I think that Sinofsky has brought in cohesion in the Consumer windows space, with the release of a desktop, tablet and mobile phone OS with a uniform UI and operation, i think they have done very well to do this. Some people will compare Sinofsky with Steve Jobs, i would say one of the best quailities of Steve Jobs was his ability to say no, for example if he was still alive i know SJ would have never in a million years allow the new apple maps to be released, i get the feeling that Sinofsky would be the same.

Sinofsky's the draconian guy responsible for all the turmoil in the development division. He "doesn't like" managed code, so Windows div is now setting the direction for dev div, which has been tremendously successful on its own up to this point. It's a shame that we're seeing Microsoft play up severely limited technologies like HTML5/JS and the WinRT API while the future is uncertain, and somewhat dark for powerful and productive tech like .Net and WPF.
Sinofsky's doing important things with the direction of Windows, but he's directing a whole lot od detrimental changes of direction in the development side.
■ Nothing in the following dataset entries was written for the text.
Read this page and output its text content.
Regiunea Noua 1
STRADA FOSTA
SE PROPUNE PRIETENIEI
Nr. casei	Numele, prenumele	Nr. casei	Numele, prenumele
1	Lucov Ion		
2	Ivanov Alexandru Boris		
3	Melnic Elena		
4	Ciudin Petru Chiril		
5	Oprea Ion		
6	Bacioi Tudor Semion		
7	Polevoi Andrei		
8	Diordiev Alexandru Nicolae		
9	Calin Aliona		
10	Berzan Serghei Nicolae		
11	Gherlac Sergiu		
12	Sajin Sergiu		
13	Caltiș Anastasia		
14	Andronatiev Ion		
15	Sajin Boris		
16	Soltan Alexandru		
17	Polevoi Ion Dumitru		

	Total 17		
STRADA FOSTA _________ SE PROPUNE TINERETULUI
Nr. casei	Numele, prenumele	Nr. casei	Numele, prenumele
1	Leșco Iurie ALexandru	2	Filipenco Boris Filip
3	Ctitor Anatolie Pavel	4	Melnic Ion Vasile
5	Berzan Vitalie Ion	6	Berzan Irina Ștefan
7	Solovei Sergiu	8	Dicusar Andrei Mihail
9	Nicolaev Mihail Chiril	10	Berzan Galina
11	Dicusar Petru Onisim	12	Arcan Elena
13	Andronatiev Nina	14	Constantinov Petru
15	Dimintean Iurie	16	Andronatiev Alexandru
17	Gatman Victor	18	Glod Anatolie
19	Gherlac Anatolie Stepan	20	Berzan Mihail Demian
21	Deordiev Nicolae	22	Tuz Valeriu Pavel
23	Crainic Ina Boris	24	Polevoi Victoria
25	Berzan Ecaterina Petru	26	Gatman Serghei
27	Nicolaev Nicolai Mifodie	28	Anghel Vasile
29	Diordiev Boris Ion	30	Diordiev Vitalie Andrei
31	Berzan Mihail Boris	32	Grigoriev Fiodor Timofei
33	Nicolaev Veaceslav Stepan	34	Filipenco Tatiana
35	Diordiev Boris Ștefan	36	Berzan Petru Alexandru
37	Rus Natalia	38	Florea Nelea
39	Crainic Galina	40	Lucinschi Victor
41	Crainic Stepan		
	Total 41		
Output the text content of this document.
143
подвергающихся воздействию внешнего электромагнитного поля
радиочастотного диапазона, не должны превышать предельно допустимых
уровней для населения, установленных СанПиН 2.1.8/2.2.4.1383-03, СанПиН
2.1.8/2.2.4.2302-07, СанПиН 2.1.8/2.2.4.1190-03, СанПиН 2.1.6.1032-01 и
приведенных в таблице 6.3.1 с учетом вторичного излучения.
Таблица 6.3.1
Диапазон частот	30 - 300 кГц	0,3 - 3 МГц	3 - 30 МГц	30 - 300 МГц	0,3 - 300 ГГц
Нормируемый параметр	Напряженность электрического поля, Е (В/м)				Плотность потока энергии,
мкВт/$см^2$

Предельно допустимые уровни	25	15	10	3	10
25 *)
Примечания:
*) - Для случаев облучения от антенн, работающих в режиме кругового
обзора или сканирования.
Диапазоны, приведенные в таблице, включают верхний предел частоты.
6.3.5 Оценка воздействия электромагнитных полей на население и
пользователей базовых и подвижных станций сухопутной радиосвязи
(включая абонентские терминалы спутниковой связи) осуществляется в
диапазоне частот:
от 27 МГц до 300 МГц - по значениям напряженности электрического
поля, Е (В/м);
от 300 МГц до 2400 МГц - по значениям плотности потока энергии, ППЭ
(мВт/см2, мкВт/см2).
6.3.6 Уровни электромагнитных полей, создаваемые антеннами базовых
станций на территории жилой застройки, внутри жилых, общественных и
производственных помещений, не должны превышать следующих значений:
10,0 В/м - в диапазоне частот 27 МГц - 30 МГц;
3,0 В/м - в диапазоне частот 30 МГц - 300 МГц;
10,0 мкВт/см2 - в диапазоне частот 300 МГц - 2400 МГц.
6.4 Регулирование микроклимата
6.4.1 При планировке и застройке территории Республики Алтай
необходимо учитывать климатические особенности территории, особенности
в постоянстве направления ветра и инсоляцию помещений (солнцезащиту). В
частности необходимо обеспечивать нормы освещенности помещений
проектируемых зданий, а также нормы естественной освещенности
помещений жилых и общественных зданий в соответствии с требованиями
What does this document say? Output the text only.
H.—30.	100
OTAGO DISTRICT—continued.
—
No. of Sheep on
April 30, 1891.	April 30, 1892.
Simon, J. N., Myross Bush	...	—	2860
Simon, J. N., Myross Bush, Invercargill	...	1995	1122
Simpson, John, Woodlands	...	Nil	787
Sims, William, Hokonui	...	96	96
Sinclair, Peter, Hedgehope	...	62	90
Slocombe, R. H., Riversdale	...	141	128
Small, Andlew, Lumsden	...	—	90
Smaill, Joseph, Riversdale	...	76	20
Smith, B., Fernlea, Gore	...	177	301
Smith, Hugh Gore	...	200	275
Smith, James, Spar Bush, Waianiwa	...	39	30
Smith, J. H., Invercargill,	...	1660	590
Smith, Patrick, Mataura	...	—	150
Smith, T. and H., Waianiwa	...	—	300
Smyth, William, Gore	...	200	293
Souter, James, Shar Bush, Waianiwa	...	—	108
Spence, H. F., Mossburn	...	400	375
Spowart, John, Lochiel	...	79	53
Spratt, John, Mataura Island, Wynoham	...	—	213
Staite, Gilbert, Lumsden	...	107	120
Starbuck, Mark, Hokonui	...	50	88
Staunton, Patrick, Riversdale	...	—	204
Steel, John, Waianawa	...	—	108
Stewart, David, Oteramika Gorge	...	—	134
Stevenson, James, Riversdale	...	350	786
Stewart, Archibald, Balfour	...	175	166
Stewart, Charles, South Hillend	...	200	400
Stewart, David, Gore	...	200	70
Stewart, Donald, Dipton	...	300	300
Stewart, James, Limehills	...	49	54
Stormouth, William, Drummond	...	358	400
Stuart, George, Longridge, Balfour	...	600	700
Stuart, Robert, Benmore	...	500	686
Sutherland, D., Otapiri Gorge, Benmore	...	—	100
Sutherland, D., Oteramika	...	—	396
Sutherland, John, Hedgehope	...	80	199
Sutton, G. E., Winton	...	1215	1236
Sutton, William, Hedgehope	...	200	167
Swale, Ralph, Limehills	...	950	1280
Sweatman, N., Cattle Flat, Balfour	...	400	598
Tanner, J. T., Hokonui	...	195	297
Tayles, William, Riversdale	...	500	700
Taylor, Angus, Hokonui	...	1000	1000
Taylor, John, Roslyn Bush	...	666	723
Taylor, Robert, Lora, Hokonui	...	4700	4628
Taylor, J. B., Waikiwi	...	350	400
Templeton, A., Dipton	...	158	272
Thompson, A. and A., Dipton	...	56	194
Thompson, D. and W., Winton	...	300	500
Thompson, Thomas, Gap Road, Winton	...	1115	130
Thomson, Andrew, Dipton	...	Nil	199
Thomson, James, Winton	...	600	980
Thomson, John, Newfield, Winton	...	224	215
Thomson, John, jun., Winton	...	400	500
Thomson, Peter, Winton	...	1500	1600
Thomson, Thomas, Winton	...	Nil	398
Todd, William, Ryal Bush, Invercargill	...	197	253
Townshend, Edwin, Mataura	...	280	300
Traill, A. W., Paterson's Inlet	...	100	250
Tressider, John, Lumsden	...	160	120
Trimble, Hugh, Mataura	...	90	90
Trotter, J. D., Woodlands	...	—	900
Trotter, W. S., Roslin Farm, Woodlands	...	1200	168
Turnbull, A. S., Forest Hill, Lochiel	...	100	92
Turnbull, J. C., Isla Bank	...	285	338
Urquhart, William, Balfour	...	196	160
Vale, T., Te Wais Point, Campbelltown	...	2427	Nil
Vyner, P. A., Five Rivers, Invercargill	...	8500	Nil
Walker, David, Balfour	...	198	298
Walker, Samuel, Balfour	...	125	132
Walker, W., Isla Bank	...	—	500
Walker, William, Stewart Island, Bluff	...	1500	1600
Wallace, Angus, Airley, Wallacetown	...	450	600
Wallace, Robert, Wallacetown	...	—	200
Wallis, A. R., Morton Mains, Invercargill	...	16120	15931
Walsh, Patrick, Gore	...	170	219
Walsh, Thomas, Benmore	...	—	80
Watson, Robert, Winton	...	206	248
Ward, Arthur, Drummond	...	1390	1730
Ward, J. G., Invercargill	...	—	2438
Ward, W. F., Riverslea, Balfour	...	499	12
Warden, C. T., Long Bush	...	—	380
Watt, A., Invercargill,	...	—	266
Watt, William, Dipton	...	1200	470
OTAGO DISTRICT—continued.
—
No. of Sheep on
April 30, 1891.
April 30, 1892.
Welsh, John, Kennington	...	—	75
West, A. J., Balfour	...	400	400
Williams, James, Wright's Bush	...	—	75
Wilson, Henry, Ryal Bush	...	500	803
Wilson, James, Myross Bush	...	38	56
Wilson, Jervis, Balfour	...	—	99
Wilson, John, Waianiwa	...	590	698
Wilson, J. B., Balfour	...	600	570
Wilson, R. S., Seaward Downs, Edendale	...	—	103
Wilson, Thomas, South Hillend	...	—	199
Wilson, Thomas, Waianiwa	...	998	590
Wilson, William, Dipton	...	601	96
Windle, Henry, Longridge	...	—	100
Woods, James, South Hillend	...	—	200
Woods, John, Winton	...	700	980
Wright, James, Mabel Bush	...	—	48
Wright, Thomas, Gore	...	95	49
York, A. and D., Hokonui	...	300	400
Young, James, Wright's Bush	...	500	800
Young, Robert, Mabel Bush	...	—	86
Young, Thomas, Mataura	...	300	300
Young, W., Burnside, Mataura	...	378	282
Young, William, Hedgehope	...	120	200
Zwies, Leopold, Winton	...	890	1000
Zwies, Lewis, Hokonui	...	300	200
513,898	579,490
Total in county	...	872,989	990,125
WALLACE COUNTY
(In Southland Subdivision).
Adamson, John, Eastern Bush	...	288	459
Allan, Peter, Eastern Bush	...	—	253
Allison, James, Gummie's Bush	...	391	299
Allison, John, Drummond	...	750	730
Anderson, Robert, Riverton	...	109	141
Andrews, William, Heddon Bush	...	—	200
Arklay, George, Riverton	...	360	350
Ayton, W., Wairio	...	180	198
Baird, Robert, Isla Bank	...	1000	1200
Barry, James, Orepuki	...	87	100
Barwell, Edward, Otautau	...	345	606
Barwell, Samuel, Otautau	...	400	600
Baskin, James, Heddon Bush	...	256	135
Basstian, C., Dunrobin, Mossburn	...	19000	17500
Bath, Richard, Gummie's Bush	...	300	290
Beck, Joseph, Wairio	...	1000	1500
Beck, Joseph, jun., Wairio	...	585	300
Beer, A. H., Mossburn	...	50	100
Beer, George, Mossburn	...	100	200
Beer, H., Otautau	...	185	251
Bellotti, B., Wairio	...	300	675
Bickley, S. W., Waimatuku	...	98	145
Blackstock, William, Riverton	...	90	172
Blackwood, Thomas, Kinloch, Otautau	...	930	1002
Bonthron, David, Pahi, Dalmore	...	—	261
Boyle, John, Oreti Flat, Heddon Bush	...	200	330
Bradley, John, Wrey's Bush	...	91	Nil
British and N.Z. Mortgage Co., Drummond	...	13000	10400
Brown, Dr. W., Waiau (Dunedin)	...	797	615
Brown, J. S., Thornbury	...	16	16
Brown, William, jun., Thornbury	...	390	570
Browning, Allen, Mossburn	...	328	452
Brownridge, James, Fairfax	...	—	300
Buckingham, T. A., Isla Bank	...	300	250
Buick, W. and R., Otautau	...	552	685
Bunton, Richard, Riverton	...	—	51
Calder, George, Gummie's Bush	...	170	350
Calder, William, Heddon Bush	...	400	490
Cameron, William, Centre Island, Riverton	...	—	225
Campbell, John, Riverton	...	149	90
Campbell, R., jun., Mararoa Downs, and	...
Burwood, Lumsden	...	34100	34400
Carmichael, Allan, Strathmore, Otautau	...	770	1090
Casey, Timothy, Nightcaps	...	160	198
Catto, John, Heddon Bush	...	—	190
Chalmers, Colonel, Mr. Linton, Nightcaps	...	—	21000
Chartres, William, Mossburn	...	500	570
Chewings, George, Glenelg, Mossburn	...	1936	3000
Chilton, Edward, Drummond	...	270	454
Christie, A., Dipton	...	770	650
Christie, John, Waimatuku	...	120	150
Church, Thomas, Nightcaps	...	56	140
IMHO, the main problem with windows 8 is that he added features that nobody asked (and nobody likes). The question is, why?. May be he is pavenmented a touch future but, right now, windows 8 is neither desktop nor tablet but a weird hybrid.

I guess the only good achievement of Sinofsky's is getting rid of piracy in windows.
I guess not even the pirates would want that garbage of OS I'm speeking of metro not the desktop.